BUSİAD Yönetim Kurulu Başkanı Günal Baylan’ın, Mart ayı enflasyon verileri ile ilgili açıklaması
BUSİAD Yönetim Kurulu Başkanı Günal Baylan, Mart ayı enflasyon verileri ile genel ekonomik konulara ilişkin görüşlerini dile getirdi.
TÜİK tarafından açıklanan verilere göre; yükselişini sürdürmesi beklenen enflasyon, Mart ayında yüzde 1.13 artış gösterdi. Yıllık enflasyon ise yüzde 8.39 ile 8 ayın zirvesine çıktı. Yüksek enflasyon, dış ticaret açığı ve düşük büyümenin yakın zamanda olumluya döneceğine dair güçlü bir işaret gözükmediğini belirten BUSİAD Başkanı Günal Baylan, Türkiye’nin orta gelir tuzağından, ekonomide yeni açılımlar yapamadığı sürece ne yazık ki kısa ve orta vadede kurtulamayacağını vurguladı.
YERLİ ÜRETİM DESTEKLENMELİ
Yılın ilk çeyreğinde ihracatın sadece yüzde 6,2 artarak 38.6 milyar dolara yükseldiğini belirten Baylan, “Cari açığın minimuma indirilmesi, ithalata bağımlılığın azaltılması için yerli üretim desteklenmeli ve ekonomide yapısal reformlara ilişkin kararlılığımız devam etmeli. İhracatçılarımız için istikrarlı yükselen bir kur politikası da büyük önem arz ediyor” dedi.
Suni gündemler ve yerel seçim maratonu nedeniyle ekonominin tamamen göz ardı edildiği bu dönemin artık geride kalmasını isteyen, yeni süreçte ülkenin istikrar ve büyümeye odaklanması gerektiğini ifade eden Baylan, ekonomide verimliliğinin artırılması gerektiğine de işaret etti.
İKİ SEÇİM TEDİRGİNLİĞİ YAŞANIYOR
BUSİAD Başkanı Baylan, “İç talepteki yavaşlama, uluslararası likiditenin azalmasından kaynaklanan ilave riskler, 17 Aralık sonrası büyük şaşkınlık yaratan gelişmeler Türkiye’nin ekonomideki enerjisini düşürdü. İş insanları olarak, önümüzdeki iki seçimin tedirginliğini şimdiden yaşamaya başladık.
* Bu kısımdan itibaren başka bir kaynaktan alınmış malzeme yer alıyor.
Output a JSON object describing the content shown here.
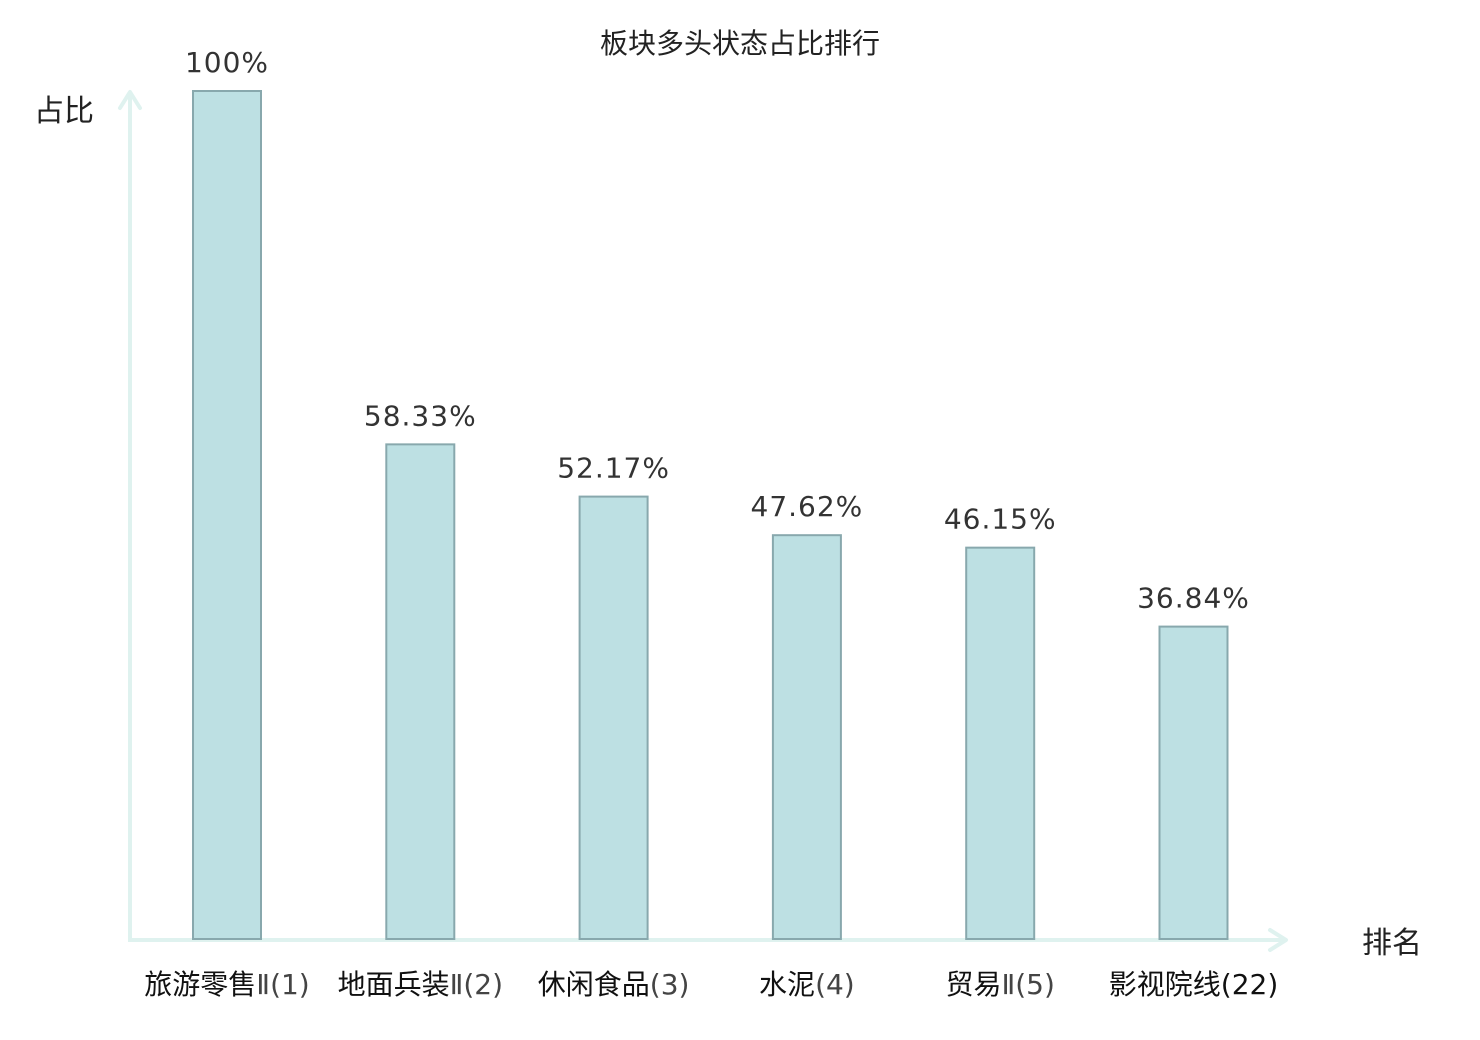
{
  "chart_data": {
    "type": "bar",
    "title": "板块多头状态占比排行",
    "ylabel": "占比",
    "xlabel": "排名",
    "ylim": [
      0,
      100
    ],
    "grid": false,
    "categories": [
      {
        "name": "旅游零售",
        "rank": "Ⅱ(1)",
        "highlight": false
      },
      {
        "name": "地面兵装",
        "rank": "Ⅱ(2)",
        "highlight": false
      },
      {
        "name": "休闲食品",
        "rank": "(3)",
        "highlight": false
      },
      {
        "name": "水泥",
        "rank": "(4)",
        "highlight": false
      },
      {
        "name": "贸易",
        "rank": "Ⅱ(5)",
        "highlight": false
      },
      {
        "name": "影视院线",
        "rank": "(22)",
        "highlight": true
      }
    ],
    "values": [
      100,
      58.33,
      52.17,
      47.62,
      46.15,
      36.84
    ],
    "labels": [
      "100%",
      "58.33%",
      "52.17%",
      "47.62%",
      "46.15%",
      "36.84%"
    ]
  },
  "colors": {
    "bar_fill": "#bde0e3",
    "bar_stroke": "#88a8ad",
    "axis": "#dff2ef",
    "highlight_text": "#e0121b",
    "text": "#222222"
  }
}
Ekonominin yine geri planda kalacak olmasından duyulan endişe, yeni yatırım planlarını öteliyor. Bütün bu süreçler; üretimin daha da yavaşlamasına ve istihdam kayıplarına yol açmaya devam edecek” diye konuştu.
Ekonomik büyüme için istikrar ve güven ortamının şart olduğunu ifade eden Baylan, sadece içeriden gelen tepkilere değil, uluslararası kredi derecelendirme kuruluşlarının ikazlarına kulak verilmesi gerektiğinin de altını çizdi.